Mercoledi’ il ministro degli Esteri cubano ha segnalato l’arrivo di truppe speciali USA in diversi aereoporti dei Caraibi. Fr ail 6 e il 10 febbraio sono stati effettuati voli per il trasporto di truppe USA all’aeroporto Rafael Miranda, a Porto Rico, alla base aerea di San Isidro, nella Repubblica dominicana, e in altre isole dei Caraibi in posizioni strategiche.

I voli sono partiti da basi aeree USA dove sono stazionate truppe per impieghi speciali e fanti di marina. Sono truppe di cui gli USA si servono per “azioni sotto copertura, fra le quali quelle effettuate contro capi di Stato di altri paesi », ha aggiunto il ministro, che ha specificato che gli USA stanno preparando una « avventura militare camuffata da intervento umanitario in Venezuela. »

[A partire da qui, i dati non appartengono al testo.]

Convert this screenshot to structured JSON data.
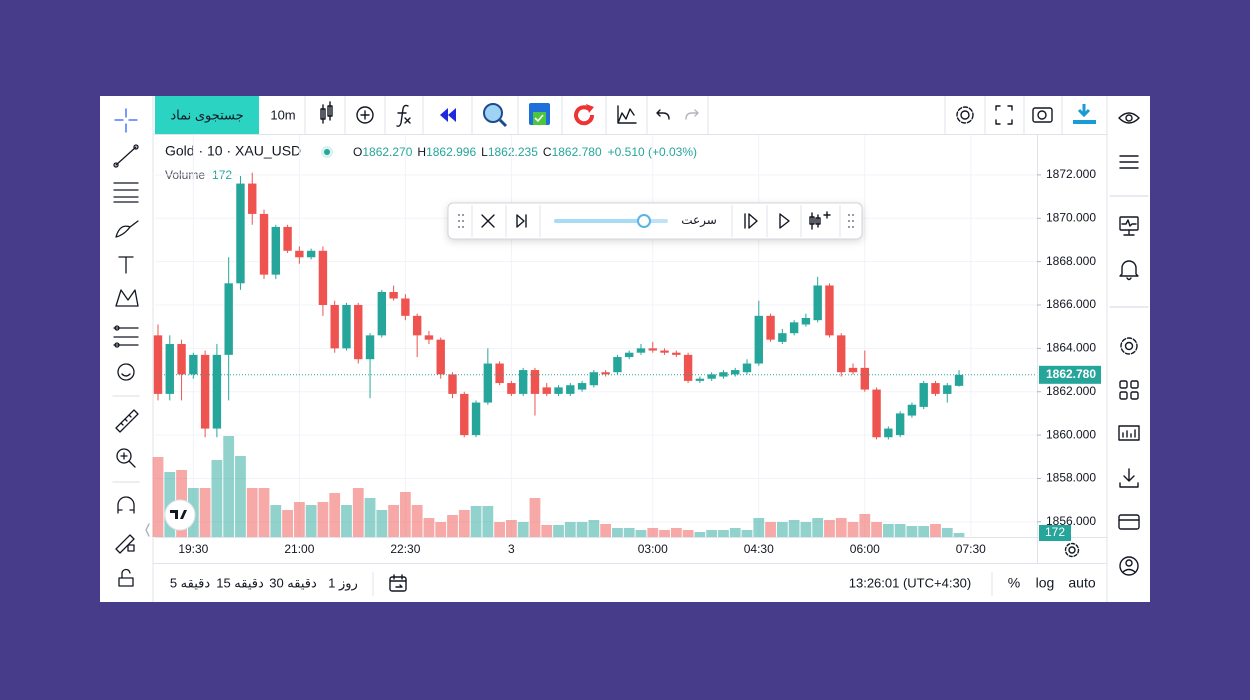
{
  "toolbar": {
    "search": "جستجوی نماد",
    "interval": "10m"
  },
  "legend": {
    "symbol": "Gold · 10 · XAU_USD",
    "ohlc": [
      {
        "label": "O",
        "value": "1862.270"
      },
      {
        "label": "H",
        "value": "1862.996"
      },
      {
        "label": "L",
        "value": "1862.235"
      },
      {
        "label": "C",
        "value": "1862.780"
      }
    ],
    "change": "+0.510 (+0.03%)",
    "volume_label": "Volume"
  },
  "replay": {
    "speed": "سرعت"
  },
  "chart_data": {
    "type": "candlestick",
    "categories": [
      null,
      null,
      null,
      "19:30",
      null,
      null,
      null,
      null,
      null,
      null,
      null,
      null,
      "21:00",
      null,
      null,
      null,
      null,
      null,
      null,
      null,
      null,
      "22:30",
      null,
      null,
      null,
      null,
      null,
      null,
      null,
      null,
      "3",
      null,
      null,
      null,
      null,
      null,
      null,
      null,
      null,
      null,
      null,
      null,
      "03:00",
      null,
      null,
      null,
      null,
      null,
      null,
      null,
      null,
      "04:30",
      null,
      null,
      null,
      null,
      null,
      null,
      null,
      null,
      "06:00",
      null,
      null,
      null,
      null,
      null,
      null,
      null,
      null,
      "07:30"
    ],
    "open": [
      1864.6,
      1861.9,
      1864.2,
      1862.8,
      1863.7,
      1860.3,
      1863.7,
      1867.0,
      1871.6,
      1870.2,
      1867.4,
      1869.6,
      1868.5,
      1868.2,
      1868.5,
      1866.0,
      1864.0,
      1866.0,
      1863.5,
      1864.6,
      1866.6,
      1866.3,
      1865.5,
      1864.6,
      1864.4,
      1862.8,
      1861.9,
      1860.0,
      1861.5,
      1863.3,
      1862.4,
      1861.9,
      1863.0,
      1862.2,
      1861.9,
      1861.9,
      1862.1,
      1862.3,
      1862.9,
      1862.9,
      1863.6,
      1863.8,
      1864.0,
      1863.9,
      1863.8,
      1863.7,
      1862.5,
      1862.6,
      1862.7,
      1862.8,
      1862.9,
      1863.3,
      1865.5,
      1864.3,
      1864.7,
      1865.1,
      1865.3,
      1866.9,
      1864.6,
      1863.1,
      1863.1,
      1862.1,
      1859.9,
      1860.0,
      1860.9,
      1861.3,
      1862.4,
      1861.9,
      1862.27,
      null
    ],
    "high": [
      1865.1,
      1864.6,
      1864.4,
      1863.8,
      1863.9,
      1864.2,
      1868.2,
      1871.95,
      1872.1,
      1870.4,
      1869.7,
      1869.7,
      1868.7,
      1868.6,
      1868.7,
      1866.2,
      1866.1,
      1866.1,
      1864.7,
      1866.7,
      1866.9,
      1866.5,
      1865.6,
      1864.8,
      1864.5,
      1862.9,
      1862.0,
      1861.6,
      1864.0,
      1863.4,
      1862.5,
      1863.1,
      1863.1,
      1862.4,
      1862.3,
      1862.4,
      1862.5,
      1863.0,
      1863.0,
      1863.7,
      1863.9,
      1864.2,
      1864.3,
      1864.0,
      1863.9,
      1863.8,
      1862.7,
      1862.9,
      1863.0,
      1863.1,
      1863.5,
      1866.2,
      1865.6,
      1864.9,
      1865.3,
      1865.6,
      1867.3,
      1867.0,
      1864.7,
      1863.3,
      1863.9,
      1862.2,
      1860.4,
      1861.1,
      1861.5,
      1862.5,
      1862.5,
      1862.4,
      1862.996,
      null
    ],
    "low": [
      1861.6,
      1861.6,
      1861.6,
      1862.6,
      1859.9,
      1859.9,
      1861.6,
      1866.7,
      1869.7,
      1867.2,
      1867.2,
      1868.4,
      1867.9,
      1868.1,
      1865.5,
      1863.8,
      1863.9,
      1863.3,
      1861.7,
      1864.5,
      1866.2,
      1865.3,
      1863.6,
      1864.2,
      1862.6,
      1861.7,
      1859.9,
      1859.9,
      1861.4,
      1862.3,
      1861.8,
      1861.8,
      1860.9,
      1861.8,
      1861.8,
      1861.8,
      1862.0,
      1862.2,
      1862.7,
      1862.8,
      1863.5,
      1863.7,
      1863.8,
      1863.7,
      1863.6,
      1862.4,
      1862.4,
      1862.5,
      1862.6,
      1862.7,
      1862.8,
      1863.2,
      1864.3,
      1864.2,
      1864.6,
      1865.0,
      1865.2,
      1864.5,
      1862.7,
      1862.8,
      1862.0,
      1859.8,
      1859.8,
      1859.9,
      1860.8,
      1861.2,
      1861.8,
      1861.5,
      1862.235,
      null
    ],
    "close": [
      1861.9,
      1864.2,
      1862.8,
      1863.7,
      1860.3,
      1863.7,
      1867.0,
      1871.6,
      1870.2,
      1867.4,
      1869.6,
      1868.5,
      1868.2,
      1868.5,
      1866.0,
      1864.0,
      1866.0,
      1863.5,
      1864.6,
      1866.6,
      1866.3,
      1865.5,
      1864.6,
      1864.4,
      1862.8,
      1861.9,
      1860.0,
      1861.5,
      1863.3,
      1862.4,
      1861.9,
      1863.0,
      1861.9,
      1861.9,
      1862.2,
      1862.3,
      1862.4,
      1862.9,
      1862.8,
      1863.6,
      1863.8,
      1864.0,
      1863.9,
      1863.8,
      1863.7,
      1862.5,
      1862.6,
      1862.8,
      1862.9,
      1863.0,
      1863.3,
      1865.5,
      1864.4,
      1864.7,
      1865.2,
      1865.4,
      1866.9,
      1864.6,
      1862.9,
      1862.9,
      1862.1,
      1859.9,
      1860.3,
      1861.0,
      1861.4,
      1862.4,
      1861.9,
      1862.3,
      1862.78,
      null
    ],
    "volume": [
      3440,
      2795,
      2881,
      2107,
      2107,
      3311,
      4343,
      3483,
      2107,
      2107,
      1376,
      1161,
      1505,
      1376,
      1505,
      1892,
      1376,
      2107,
      1677,
      1161,
      1376,
      1935,
      1376,
      817,
      645,
      946,
      1161,
      1333,
      1333,
      645,
      731,
      645,
      1677,
      516,
      516,
      645,
      645,
      731,
      559,
      387,
      387,
      301,
      387,
      301,
      387,
      301,
      215,
      301,
      301,
      387,
      301,
      817,
      645,
      645,
      731,
      645,
      817,
      731,
      817,
      645,
      989,
      645,
      559,
      559,
      473,
      473,
      559,
      387,
      172,
      null
    ],
    "ylim": [
      1855.3,
      1873.84
    ],
    "yticks": [
      {
        "value": 1856,
        "label": "1856.000"
      },
      {
        "value": 1858,
        "label": "1858.000"
      },
      {
        "value": 1860,
        "label": "1860.000"
      },
      {
        "value": 1862,
        "label": "1862.000"
      },
      {
        "value": 1864,
        "label": "1864.000"
      },
      {
        "value": 1866,
        "label": "1866.000"
      },
      {
        "value": 1868,
        "label": "1868.000"
      },
      {
        "value": 1870,
        "label": "1870.000"
      },
      {
        "value": 1872,
        "label": "1872.000"
      }
    ],
    "last_price_label": "1862.780",
    "grid": true,
    "up_color": "#26a69a",
    "down_color": "#ef5350"
  },
  "bottom_bar": {
    "intervals": [
      "5 دقیقه",
      "15 دقیقه",
      "30 دقیقه",
      "1 روز"
    ],
    "clock": "13:26:01 (UTC+4:30)",
    "percent": "%",
    "log": "log",
    "auto": "auto"
  }
}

Nello scontro in atto in Venezuela i governi di Cuba, della Bolivia e del Nicaragua sono dalla parte del presidente eletto Nicolàs Maduro. Altri Stati latino-americani si schierano invece al fianco  dell’autonominato “presidente ad interim” Juan Guaido’. Il presidente degli USA, Donald Trump, ha criticato Maduro perché impedisce l’ingresso in Venezuela degli aiuti americani. Maduro commette un “terribile errore”, ha dichiarato Trump mercoledi’ alla Casa Bianca in un incontro con il presidente colombiano Ivàn Duque Màrquez. Sono « fatti gravi » che accadono quando è al potere il governo « sbagliato », ha aggiunto.

Da una settimana, alla frontiera fra la Colombia e il Venezuela sono fermi dei camion carichi di prodotti alimentari, medicine e prodotti igienici. L’esercito venezuelano non li lascia passare. Il governo di Caracas li considera un pretesto per intervenire militarmente in Venezuela. Mercoledi’ Trump ha ripetuto che non esclude un intervento militare. « Tutte le opzioni sono sul tavolo », continua a strepitare. Ma non dice quali.